With the sun going down on the shortest day of the year, it is now the Vigil of the Fourth Sunday of Advent. The celebration of Our Lord’s Nativity is three days away. Many of us are engaged in those last-minute Christmas preparations. In our home, we are finishing up the candy and cookies, and there are still some gifts to finish or to wrap or package. If we have all taken Advent is as we should, if we have used this liturgical season to truly ponder the coming of Christ, both in the first and the eventual second instance, then we are ready both physically and spiritually to celebrate Christmas. We should be looking to Tuesday night with some degree of happy anticipation.
We would be remiss, however, if we did not remember that there are those during this season of the year who will truly be without. By this, I do not mean without presents or even without a traditional Christmas meal spread, but without shelter from the cold, without clothing for their back, without a family or friends to show them that they are loved and valued and precious in the eyes of God. In this holy season of the year, we do have those in our midst who are without those things. Their Christmas wish is to survive.
It is too easy to forget those people at this time of the year. We are all so busy, and with good reason, that we often forget the people living in the shadows of our existence. Some are homeless, hungry or abused. Many more are simply alone, with no one to call on. The elderly in long-term care facilities especially come to mind this time of year, some of them are forgotten by a culture that is always on the go and in a hurry. They, along with many others, are the people who are often left behind in our national obsession to get where we are going, even though we never seem quite sure of where that destination is. Pope Francis has said that societies can often be judged by how it treats the very young and the very old. On this Fourth Sunday of Advent, as the Lord draws near to us, how would our society stand in the divine scale of justice?
The Spirit of the Lord GOD is upon me, because the Lord has anointed me to bring good tidings to the poor; he has sent me to bind up the brokenhearted, to proclaim liberty to the captives, and the opening of the prison to those who are bound; to proclaim the year of the Lord’s favor, and the day of vengeance of our God; to comfort all who mourn.
This passage is the very one that Jesus used to identify himself as the Messiah to the people of his hometown in Luke 4:17-21. There are many places in the Gospels where we find that Jesus charges the Twelve not to tell anyone yet that he is the Christ, but he is rejected by the very people who knew him best (very likely including some members of his extended family) for coming right out and spilling the beans about his anointed status. Most of the people listening to Jesus in the synagogue in Nazareth that day understood the words that Jesus quoted from the Book of Isaiah to be a messianic prophecy. Most of them openly rejected this revelation that their neighbor, or their cousin, that carpenter’s son, was the prophesied Redeemer of Israel. The Messiah is supposed to throw off the yoke of foreign oppression, not be a laborer in the family shop.

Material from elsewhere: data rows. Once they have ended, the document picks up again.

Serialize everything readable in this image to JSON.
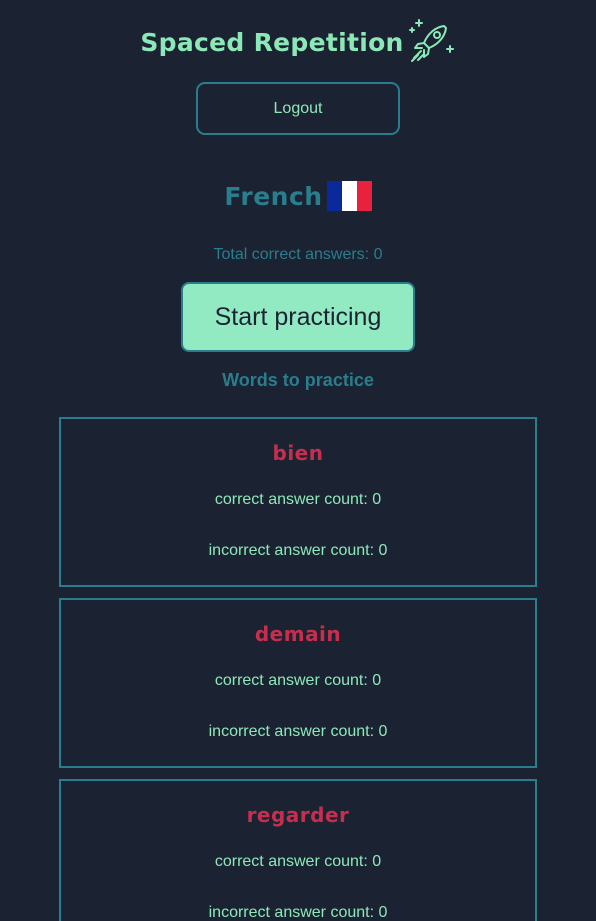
{
  "header": {
    "title": "Spaced Repetition",
    "logo_icon": "rocket-icon",
    "accent_color": "#8de8b8"
  },
  "logout_label": "Logout",
  "language": {
    "name": "French",
    "flag_icon": "france-flag-icon"
  },
  "total_correct_label": "Total correct answers: 0",
  "start_button_label": "Start practicing",
  "words_heading": "Words to practice",
  "words": [
    {
      "word": "bien",
      "correct_label": "correct answer count: 0",
      "incorrect_label": "incorrect answer count: 0"
    },
    {
      "word": "demain",
      "correct_label": "correct answer count: 0",
      "incorrect_label": "incorrect answer count: 0"
    },
    {
      "word": "regarder",
      "correct_label": "correct answer count: 0",
      "incorrect_label": "incorrect answer count: 0"
    }
  ],
  "colors": {
    "background": "#1b2333",
    "teal": "#2a7d8c",
    "mint": "#8de8b8",
    "word_red": "#c72e4d"
  }
}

The beauty of Jesus Christ is that he is our Messiah and Redeemer, our Savior and Lord, and he understands us because he has lived not only as we live in this world (certainly as people of his time lived), but he lived a life of such simplicity that he would not even be a footnote in history were he not exactly who he said that he was. Further, while he came to redeem all of humanity, he said specifically that he came to “bring good tidings to the poor.” Jesus had what can only be described as a deep love for the poor, he lived among them and chose to live the last years of his life as a man “with no place to lay his head.” (Luke 9:58) He also spent a great deal of his ministry reaching out to outcasts and sinners, those who “respectable” society scorned. When the Messiah came, the one who makes all things new (cf. Rev. 21:5), he opened the door for anyone who wanted to be one with God to come, no matter how “unclean” society thought they were. He even gave us the gift of himself on the Cross, and in the Holy Eucharist.
So as we enter what are now effectively the closing days and hours of Advent for the Liturgical Year 2014, remember the people who Jesus said that he came to bring glad tidings to. The poor, yes, especially those without much in the way of the material comforts of this world. We should remember not only those people who suffer from material poverty, however, who Jesus told us would always be with us (cf. Matt. 26:11, Mark 14:7, John 12:8), but those who suffer from poverty of the spiritual kind as well. Some of us have family members or friends who might not make the Lord a priority in their life, or who are far from the Church for various reasons which, for some folks, only they may truly know. Without rendering judgment, we should pray for reconciliation and peace for those loved ones according to the Lord’s time and will.
Others suffer from a spiritual impoverishment brought about from being marginalized or alone, especially people with few living family members, or family that are far away from where they are. If you know someone with no place to come home to for Christmas, may I be so bold as to suggest that you consider inviting that person to Christmas dinner in your home or with your family? If space makes that impossible, surprise someone with a plate of food, or a basket of sweets. Remember especially during the Christmas season those in nursing homes, hospitals, hospices, and group homes whose family are not near them. I know from experience that those folks treasure visitors during Christmastide, some of them have very few. Not least of all are military personnel stationed far from their families. They should never be far from our prayers.